Na porta de um dos leitos da UTI do Hospital Emílio Ribas, em São Paulo, um grupo de mascarados debatia o que fazer com Odete*, 66, em seu vigésimo dia de internação. Ela havia apresentado piora no quadro de Covid-19.
- O exame de raio-X revelou piora nos pulmões.
- Desculpa discordar do colega, mas eu acho... -- dizia um jovem residente.
- Ela teve uma piora infecciosa de ontem pra hoje, então vamos tentar o seguinte... -- respondeu o chefe da UTI, Jaques Sztajnbok, 54, enumerando medicamentos.
Encostado na porta ao lado, um médico residente apresenta outro caso.
- O senhor Frederico*, de 81 anos, previamente diabético e hipertenso, começou com sintomas gripais. Piorou em 21 de abril, chegou aqui no dia 22 com perda de força muscular e foi intubado ontem, dia 23.
- Se você conseguir fazer uma vez ao dia, como ele [o remédio] tem efeito pós antibiótico prolongado, ok. Por outro lado, o aminoglicosídeo para toxicidade oto e nefro depende de tempo de exposição -- ensina Sztajnbok, em típico vocabulário médico.
O chefe gesticula.
- A questão é a seguinte: é tudo novo, não dá para dizer que isso é só isso ou isso é só aquilo.
Enquanto um falava, com voz abafada pela máscara, os outros usavam os olhos para acompanhar, concordar e discordar.

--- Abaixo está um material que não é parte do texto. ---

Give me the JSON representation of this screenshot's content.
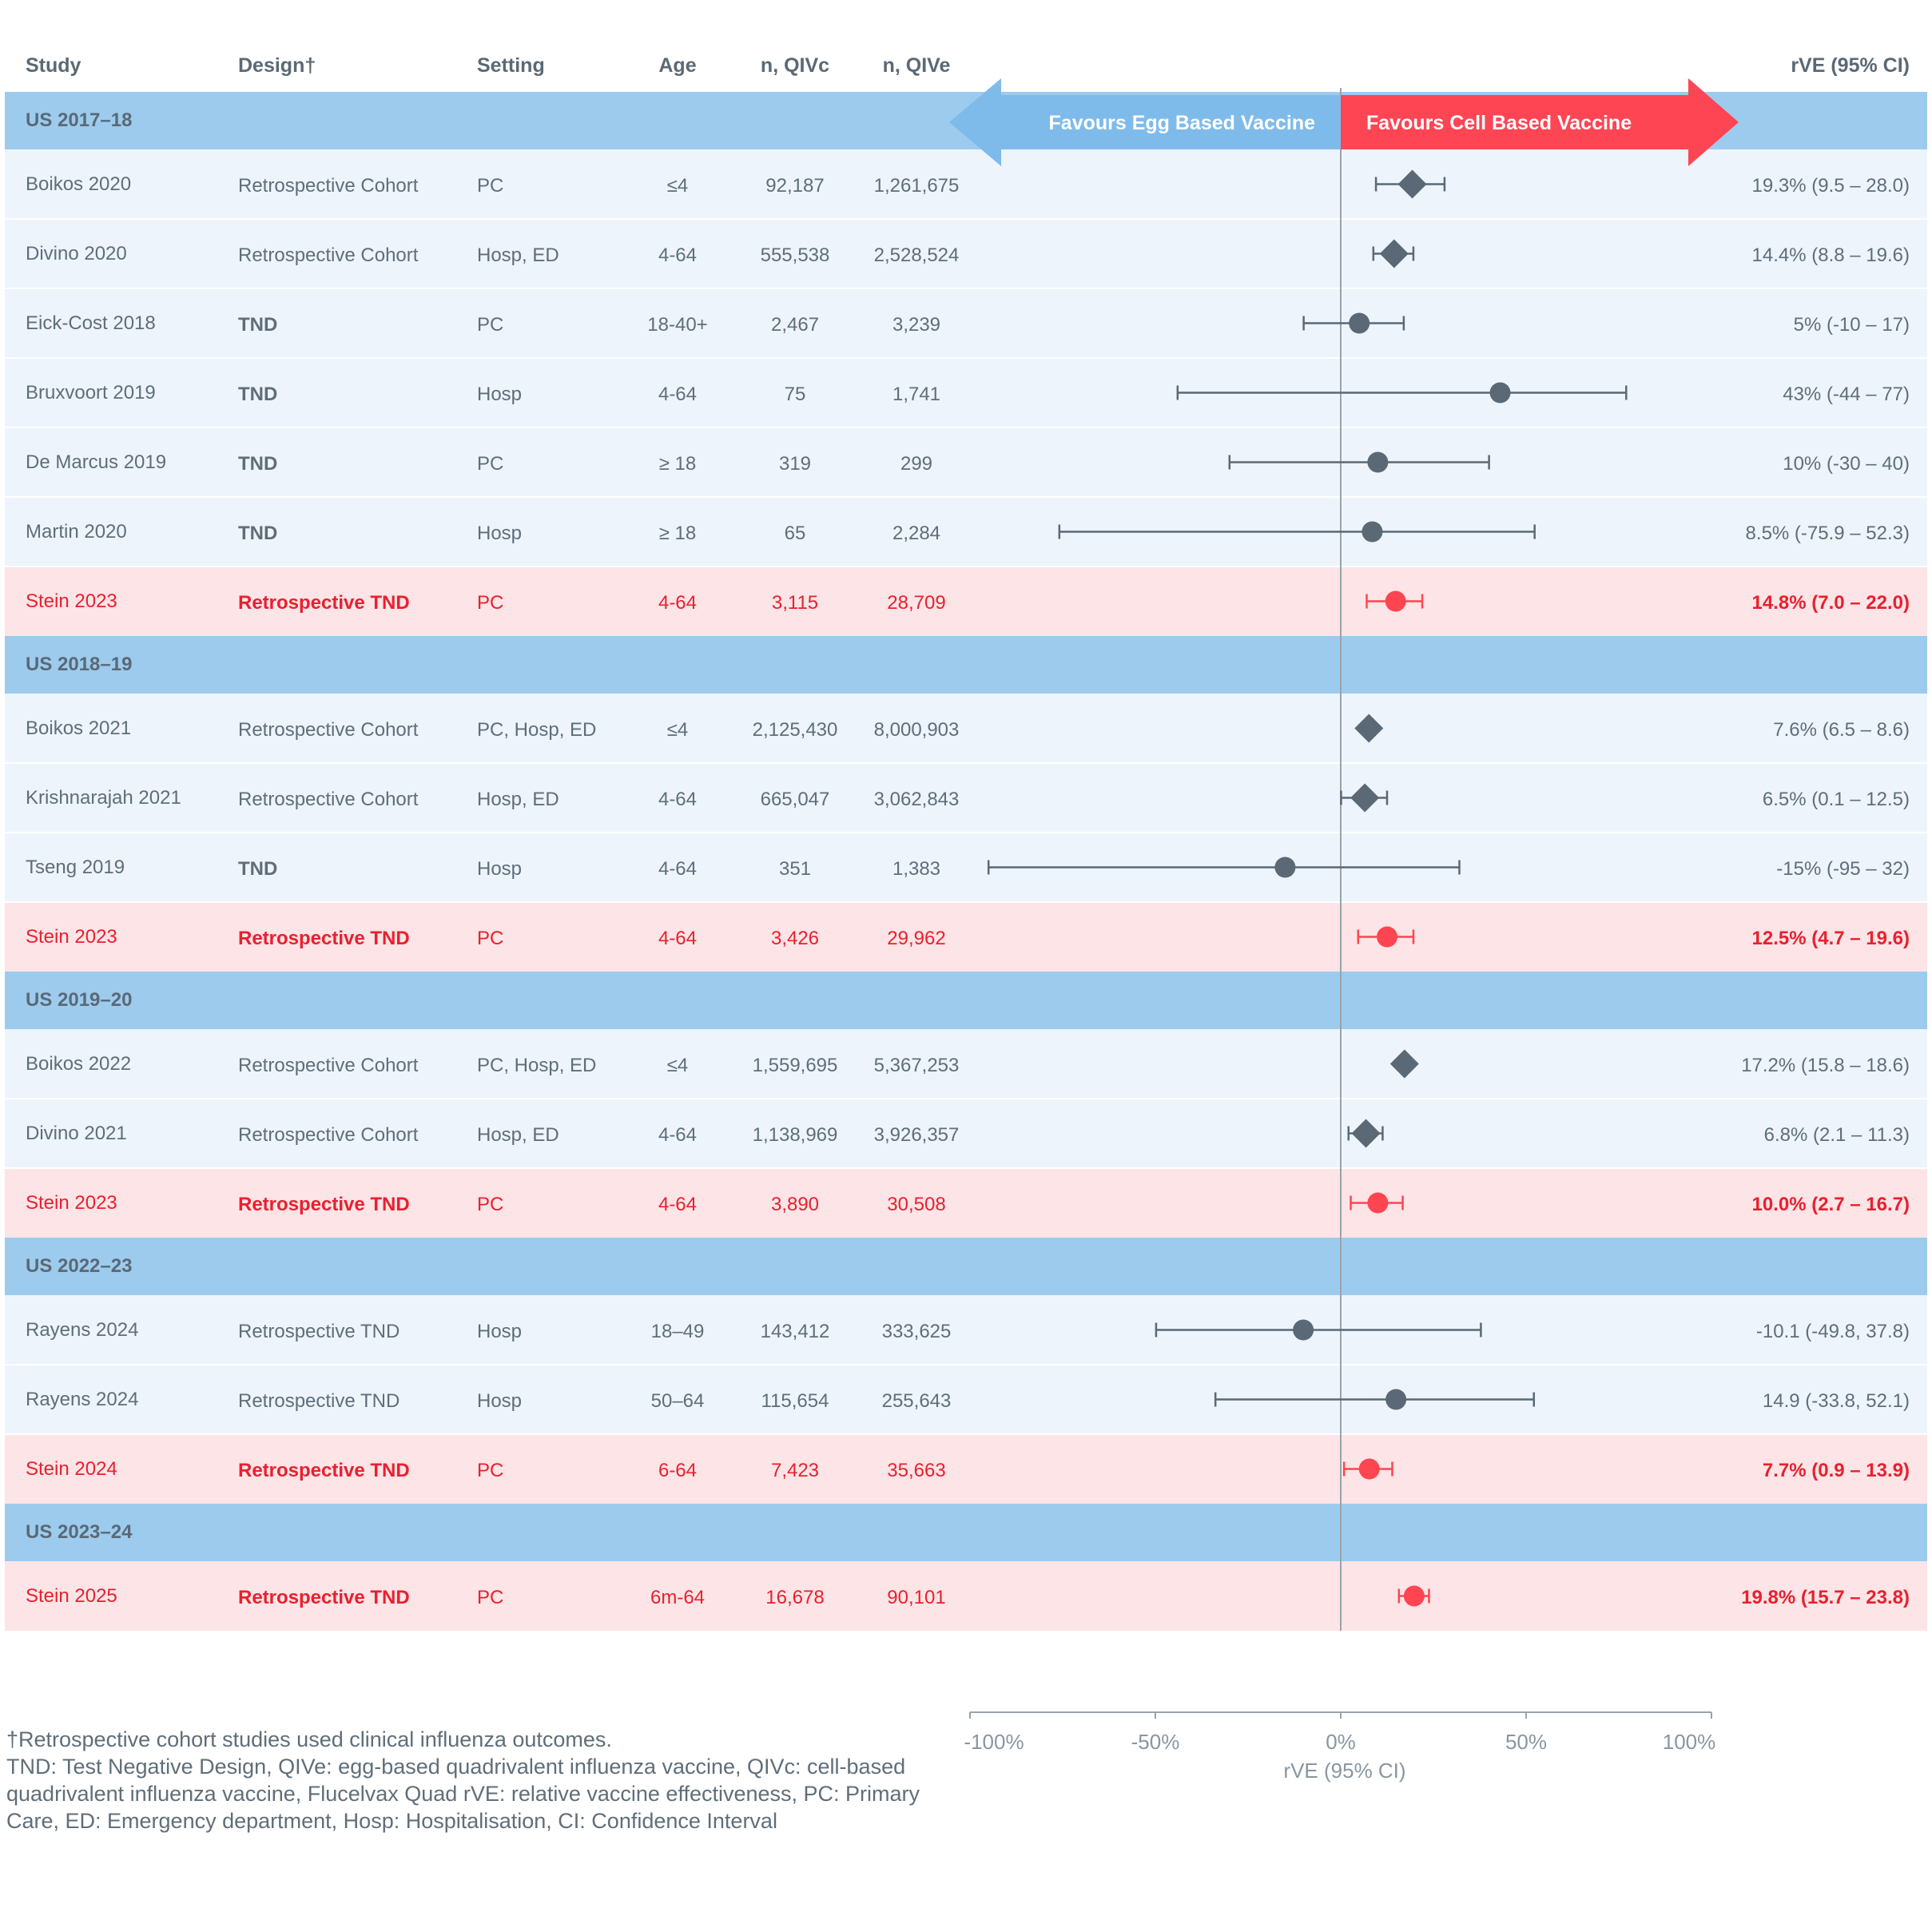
{
  "headers": {
    "study": "Study",
    "design": "Design†",
    "setting": "Setting",
    "age": "Age",
    "n_qivc": "n, QIVc",
    "n_qive": "n, QIVe",
    "rve": "rVE (95% CI)"
  },
  "favour_labels": {
    "egg": "Favours Egg Based Vaccine",
    "cell": "Favours Cell Based Vaccine"
  },
  "colors": {
    "section_band": "#9ccbee",
    "row_band": "#edf4fc",
    "highlight_band": "#fde4e6",
    "highlight_text": "#e8202f",
    "marker": "#5a6975",
    "highlight_marker": "#ff4551",
    "egg_arrow": "#7fbbea",
    "cell_arrow": "#fe4553"
  },
  "footnote": {
    "line1": "†Retrospective cohort studies used clinical influenza outcomes.",
    "line2": "TND: Test Negative Design, QIVe: egg-based quadrivalent influenza vaccine, QIVc: cell-based quadrivalent influenza vaccine, Flucelvax Quad rVE: relative vaccine effectiveness, PC: Primary Care, ED: Emergency department, Hosp: Hospitalisation, CI: Confidence Interval"
  },
  "chart_data": {
    "type": "forest",
    "xlabel": "rVE (95% CI)",
    "xlim": [
      -100,
      100
    ],
    "xticks": [
      -100,
      -50,
      0,
      50,
      100
    ],
    "xtick_labels": [
      "-100%",
      "-50%",
      "0%",
      "50%",
      "100%"
    ],
    "legend": "none",
    "sections": [
      {
        "title": "US 2017–18",
        "rows": [
          {
            "study": "Boikos 2020",
            "design": "Retrospective Cohort",
            "design_bold": false,
            "setting": "PC",
            "age": "≤4",
            "n_qivc": "92,187",
            "n_qive": "1,261,675",
            "rve_text": "19.3% (9.5 – 28.0)",
            "estimate": 19.3,
            "lower": 9.5,
            "upper": 28.0,
            "marker": "diamond",
            "highlight": false
          },
          {
            "study": "Divino 2020",
            "design": "Retrospective Cohort",
            "design_bold": false,
            "setting": "Hosp, ED",
            "age": "4-64",
            "n_qivc": "555,538",
            "n_qive": "2,528,524",
            "rve_text": "14.4% (8.8 – 19.6)",
            "estimate": 14.4,
            "lower": 8.8,
            "upper": 19.6,
            "marker": "diamond",
            "highlight": false
          },
          {
            "study": "Eick-Cost 2018",
            "design": "TND",
            "design_bold": true,
            "setting": "PC",
            "age": "18-40+",
            "n_qivc": "2,467",
            "n_qive": "3,239",
            "rve_text": "5% (-10 – 17)",
            "estimate": 5,
            "lower": -10,
            "upper": 17,
            "marker": "circle",
            "highlight": false
          },
          {
            "study": "Bruxvoort 2019",
            "design": "TND",
            "design_bold": true,
            "setting": "Hosp",
            "age": "4-64",
            "n_qivc": "75",
            "n_qive": "1,741",
            "rve_text": "43% (-44 – 77)",
            "estimate": 43,
            "lower": -44,
            "upper": 77,
            "marker": "circle",
            "highlight": false
          },
          {
            "study": "De Marcus 2019",
            "design": "TND",
            "design_bold": true,
            "setting": "PC",
            "age": "≥ 18",
            "n_qivc": "319",
            "n_qive": "299",
            "rve_text": "10% (-30 – 40)",
            "estimate": 10,
            "lower": -30,
            "upper": 40,
            "marker": "circle",
            "highlight": false
          },
          {
            "study": "Martin 2020",
            "design": "TND",
            "design_bold": true,
            "setting": "Hosp",
            "age": "≥ 18",
            "n_qivc": "65",
            "n_qive": "2,284",
            "rve_text": "8.5% (-75.9 – 52.3)",
            "estimate": 8.5,
            "lower": -75.9,
            "upper": 52.3,
            "marker": "circle",
            "highlight": false
          },
          {
            "study": "Stein 2023",
            "design": "Retrospective TND",
            "design_bold": true,
            "setting": "PC",
            "age": "4-64",
            "n_qivc": "3,115",
            "n_qive": "28,709",
            "rve_text": "14.8% (7.0 – 22.0)",
            "estimate": 14.8,
            "lower": 7.0,
            "upper": 22.0,
            "marker": "circle",
            "highlight": true
          }
        ]
      },
      {
        "title": "US 2018–19",
        "rows": [
          {
            "study": "Boikos 2021",
            "design": "Retrospective Cohort",
            "design_bold": false,
            "setting": "PC, Hosp, ED",
            "age": "≤4",
            "n_qivc": "2,125,430",
            "n_qive": "8,000,903",
            "rve_text": "7.6% (6.5 – 8.6)",
            "estimate": 7.6,
            "lower": 6.5,
            "upper": 8.6,
            "marker": "diamond",
            "highlight": false
          },
          {
            "study": "Krishnarajah 2021",
            "design": "Retrospective Cohort",
            "design_bold": false,
            "setting": "Hosp, ED",
            "age": "4-64",
            "n_qivc": "665,047",
            "n_qive": "3,062,843",
            "rve_text": "6.5% (0.1 – 12.5)",
            "estimate": 6.5,
            "lower": 0.1,
            "upper": 12.5,
            "marker": "diamond",
            "highlight": false
          },
          {
            "study": "Tseng 2019",
            "design": "TND",
            "design_bold": true,
            "setting": "Hosp",
            "age": "4-64",
            "n_qivc": "351",
            "n_qive": "1,383",
            "rve_text": "-15% (-95 – 32)",
            "estimate": -15,
            "lower": -95,
            "upper": 32,
            "marker": "circle",
            "highlight": false
          },
          {
            "study": "Stein 2023",
            "design": "Retrospective TND",
            "design_bold": true,
            "setting": "PC",
            "age": "4-64",
            "n_qivc": "3,426",
            "n_qive": "29,962",
            "rve_text": "12.5% (4.7 – 19.6)",
            "estimate": 12.5,
            "lower": 4.7,
            "upper": 19.6,
            "marker": "circle",
            "highlight": true
          }
        ]
      },
      {
        "title": "US 2019–20",
        "rows": [
          {
            "study": "Boikos 2022",
            "design": "Retrospective Cohort",
            "design_bold": false,
            "setting": "PC, Hosp, ED",
            "age": "≤4",
            "n_qivc": "1,559,695",
            "n_qive": "5,367,253",
            "rve_text": "17.2% (15.8 – 18.6)",
            "estimate": 17.2,
            "lower": 15.8,
            "upper": 18.6,
            "marker": "diamond",
            "highlight": false
          },
          {
            "study": "Divino 2021",
            "design": "Retrospective Cohort",
            "design_bold": false,
            "setting": "Hosp, ED",
            "age": "4-64",
            "n_qivc": "1,138,969",
            "n_qive": "3,926,357",
            "rve_text": "6.8% (2.1 – 11.3)",
            "estimate": 6.8,
            "lower": 2.1,
            "upper": 11.3,
            "marker": "diamond",
            "highlight": false
          },
          {
            "study": "Stein 2023",
            "design": "Retrospective TND",
            "design_bold": true,
            "setting": "PC",
            "age": "4-64",
            "n_qivc": "3,890",
            "n_qive": "30,508",
            "rve_text": "10.0% (2.7 – 16.7)",
            "estimate": 10.0,
            "lower": 2.7,
            "upper": 16.7,
            "marker": "circle",
            "highlight": true
          }
        ]
      },
      {
        "title": "US 2022–23",
        "rows": [
          {
            "study": "Rayens 2024",
            "design": "Retrospective TND",
            "design_bold": false,
            "setting": "Hosp",
            "age": "18–49",
            "n_qivc": "143,412",
            "n_qive": "333,625",
            "rve_text": "-10.1 (-49.8, 37.8)",
            "estimate": -10.1,
            "lower": -49.8,
            "upper": 37.8,
            "marker": "circle",
            "highlight": false
          },
          {
            "study": "Rayens 2024",
            "design": "Retrospective TND",
            "design_bold": false,
            "setting": "Hosp",
            "age": "50–64",
            "n_qivc": "115,654",
            "n_qive": "255,643",
            "rve_text": "14.9 (-33.8, 52.1)",
            "estimate": 14.9,
            "lower": -33.8,
            "upper": 52.1,
            "marker": "circle",
            "highlight": false
          },
          {
            "study": "Stein 2024",
            "design": "Retrospective TND",
            "design_bold": true,
            "setting": "PC",
            "age": "6-64",
            "n_qivc": "7,423",
            "n_qive": "35,663",
            "rve_text": "7.7% (0.9 – 13.9)",
            "estimate": 7.7,
            "lower": 0.9,
            "upper": 13.9,
            "marker": "circle",
            "highlight": true
          }
        ]
      },
      {
        "title": "US 2023–24",
        "rows": [
          {
            "study": "Stein 2025",
            "design": "Retrospective TND",
            "design_bold": true,
            "setting": "PC",
            "age": "6m-64",
            "n_qivc": "16,678",
            "n_qive": "90,101",
            "rve_text": "19.8% (15.7 – 23.8)",
            "estimate": 19.8,
            "lower": 15.7,
            "upper": 23.8,
            "marker": "circle",
            "highlight": true
          }
        ]
      }
    ]
  }
}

Ouviam e reagiam com os olhos.
Há quase dois meses, a ronda na internação do Emílio Ribas, especializado em doenças infecciosas, se intensificou. Cada leito é uma caixa de vidro. Lá dentro, o som se resume ao bipe agudo das máquinas e ao barulho do respirador. De fora não se ouve quase nada -- talvez um toque de telefone ou a água correndo para lavagem das mãos. Conversas de médico. Familiares em hora combinada, à espera de notícias.

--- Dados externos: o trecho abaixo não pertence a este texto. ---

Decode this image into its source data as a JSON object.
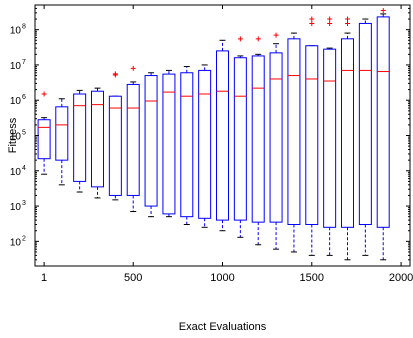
{
  "chart_data": {
    "type": "boxplot",
    "xlabel": "Exact Evaluations",
    "ylabel": "Fitness",
    "yscale": "log",
    "ylim": [
      20,
      500000000
    ],
    "xlim": [
      -50,
      2050
    ],
    "xticks": [
      1,
      500,
      1000,
      1500,
      2000
    ],
    "xtick_labels": [
      "1",
      "500",
      "1000",
      "1500",
      "2000"
    ],
    "yticks": [
      100,
      1000,
      10000,
      100000,
      1000000,
      10000000,
      100000000
    ],
    "ytick_labels": [
      {
        "base": "10",
        "exp": "2"
      },
      {
        "base": "10",
        "exp": "3"
      },
      {
        "base": "10",
        "exp": "4"
      },
      {
        "base": "10",
        "exp": "5"
      },
      {
        "base": "10",
        "exp": "6"
      },
      {
        "base": "10",
        "exp": "7"
      },
      {
        "base": "10",
        "exp": "8"
      }
    ],
    "grid": false,
    "colors": {
      "box": "#0000ff",
      "median": "#ff0000",
      "outlier": "#ff0000",
      "whisker_cap": "#000000"
    },
    "boxes": [
      {
        "x": 1,
        "whislo": 8000,
        "q1": 22000,
        "med": 170000,
        "q3": 280000,
        "whishi": 320000,
        "fliers": [
          1500000
        ]
      },
      {
        "x": 100,
        "whislo": 4000,
        "q1": 20000,
        "med": 200000,
        "q3": 650000,
        "whishi": 1100000,
        "fliers": []
      },
      {
        "x": 200,
        "whislo": 2500,
        "q1": 5000,
        "med": 700000,
        "q3": 1500000,
        "whishi": 1900000,
        "fliers": []
      },
      {
        "x": 300,
        "whislo": 1700,
        "q1": 3500,
        "med": 750000,
        "q3": 1800000,
        "whishi": 2200000,
        "fliers": []
      },
      {
        "x": 400,
        "whislo": 1500,
        "q1": 2000,
        "med": 600000,
        "q3": 1300000,
        "whishi": 1300000,
        "fliers": [
          5200000,
          5600000
        ]
      },
      {
        "x": 500,
        "whislo": 700,
        "q1": 2000,
        "med": 600000,
        "q3": 2800000,
        "whishi": 3300000,
        "fliers": [
          8000000
        ]
      },
      {
        "x": 600,
        "whislo": 500,
        "q1": 1000,
        "med": 950000,
        "q3": 5000000,
        "whishi": 6000000,
        "fliers": []
      },
      {
        "x": 700,
        "whislo": 500,
        "q1": 600,
        "med": 1700000,
        "q3": 5500000,
        "whishi": 7000000,
        "fliers": []
      },
      {
        "x": 800,
        "whislo": 300,
        "q1": 500,
        "med": 1300000,
        "q3": 6000000,
        "whishi": 9000000,
        "fliers": []
      },
      {
        "x": 900,
        "whislo": 250,
        "q1": 450,
        "med": 1500000,
        "q3": 7000000,
        "whishi": 10000000,
        "fliers": []
      },
      {
        "x": 1000,
        "whislo": 200,
        "q1": 400,
        "med": 1800000,
        "q3": 25000000,
        "whishi": 50000000,
        "fliers": []
      },
      {
        "x": 1100,
        "whislo": 130,
        "q1": 400,
        "med": 1300000,
        "q3": 16000000,
        "whishi": 18000000,
        "fliers": [
          55000000
        ]
      },
      {
        "x": 1200,
        "whislo": 80,
        "q1": 350,
        "med": 2200000,
        "q3": 18000000,
        "whishi": 20000000,
        "fliers": [
          55000000
        ]
      },
      {
        "x": 1300,
        "whislo": 60,
        "q1": 350,
        "med": 4000000,
        "q3": 22000000,
        "whishi": 40000000,
        "fliers": [
          70000000
        ]
      },
      {
        "x": 1400,
        "whislo": 50,
        "q1": 300,
        "med": 5000000,
        "q3": 55000000,
        "whishi": 80000000,
        "fliers": []
      },
      {
        "x": 1500,
        "whislo": 40,
        "q1": 300,
        "med": 4000000,
        "q3": 35000000,
        "whishi": 35000000,
        "fliers": [
          150000000,
          200000000
        ]
      },
      {
        "x": 1600,
        "whislo": 40,
        "q1": 250,
        "med": 3500000,
        "q3": 28000000,
        "whishi": 30000000,
        "fliers": [
          150000000,
          200000000
        ]
      },
      {
        "x": 1700,
        "whislo": 30,
        "q1": 250,
        "med": 7000000,
        "q3": 55000000,
        "whishi": 80000000,
        "fliers": [
          150000000,
          200000000
        ]
      },
      {
        "x": 1800,
        "whislo": 40,
        "q1": 300,
        "med": 7000000,
        "q3": 150000000,
        "whishi": 200000000,
        "fliers": []
      },
      {
        "x": 1900,
        "whislo": 30,
        "q1": 250,
        "med": 6500000,
        "q3": 230000000,
        "whishi": 280000000,
        "fliers": [
          350000000
        ]
      }
    ]
  }
}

A UTI do Emílio Ribas recebe pessoas com doenças crônicas -- o centro é referência em tratamento de HIV e infecções como febre amarela e H1N1. Mas hoje, a equipe está inteiramente dedicada ao tratamento de pacientes com Covid-19. "Gente que até ontem estava andando na rua", conta Ana Lúcia Guedes Santana, 42, enfermeira.

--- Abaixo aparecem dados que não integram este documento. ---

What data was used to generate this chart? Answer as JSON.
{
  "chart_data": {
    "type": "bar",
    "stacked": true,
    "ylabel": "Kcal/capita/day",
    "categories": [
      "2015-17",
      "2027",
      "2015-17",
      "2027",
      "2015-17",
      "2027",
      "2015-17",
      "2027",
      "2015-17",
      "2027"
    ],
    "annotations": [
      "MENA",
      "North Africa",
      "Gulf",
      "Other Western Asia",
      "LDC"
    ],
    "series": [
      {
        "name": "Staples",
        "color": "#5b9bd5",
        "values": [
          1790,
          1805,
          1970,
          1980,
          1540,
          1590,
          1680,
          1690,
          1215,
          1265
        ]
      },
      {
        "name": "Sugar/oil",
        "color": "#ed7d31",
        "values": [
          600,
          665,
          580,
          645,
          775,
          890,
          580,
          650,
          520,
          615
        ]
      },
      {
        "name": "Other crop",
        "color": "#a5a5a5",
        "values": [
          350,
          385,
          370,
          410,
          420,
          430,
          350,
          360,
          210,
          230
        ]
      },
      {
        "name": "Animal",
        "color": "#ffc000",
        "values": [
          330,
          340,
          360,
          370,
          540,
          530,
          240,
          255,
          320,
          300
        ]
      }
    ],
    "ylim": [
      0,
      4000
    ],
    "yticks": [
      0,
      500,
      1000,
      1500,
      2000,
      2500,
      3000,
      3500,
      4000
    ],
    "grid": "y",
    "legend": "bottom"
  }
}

Cenas como as descritas acima são praxe em UTI. Para Sztajnbok, o que mudou foi o ritmo, agora muito mais intenso. Decisões sobre cada paciente precisam ser tomadas com cautela, mas rapidamente. Não há protocolo ou tratamento padrão, apenas caminhos e incertezas. Qualquer alteração deve ser observada e anotada. Cada resposta do corpo doente, cada exame de imagem e cada som emitido fazem parte de algo que ninguém conhece bem. Não saber o que fazer é angustiante.
O chefe da UTI tem dormido cerca de cinco horas por noite e bate ponto no hospital todos os dias há pelo menos três semanas, como quase a equipe inteira. Além das jornadas cansativas de mais de 12 horas diárias no hospital, os profissionais de saúde usam o "tempo livre" para ler artigos. "Acordo às 5h. É um horário bom para ler, as coisas são publicadas bem cedo e as crianças ainda estão dormindo."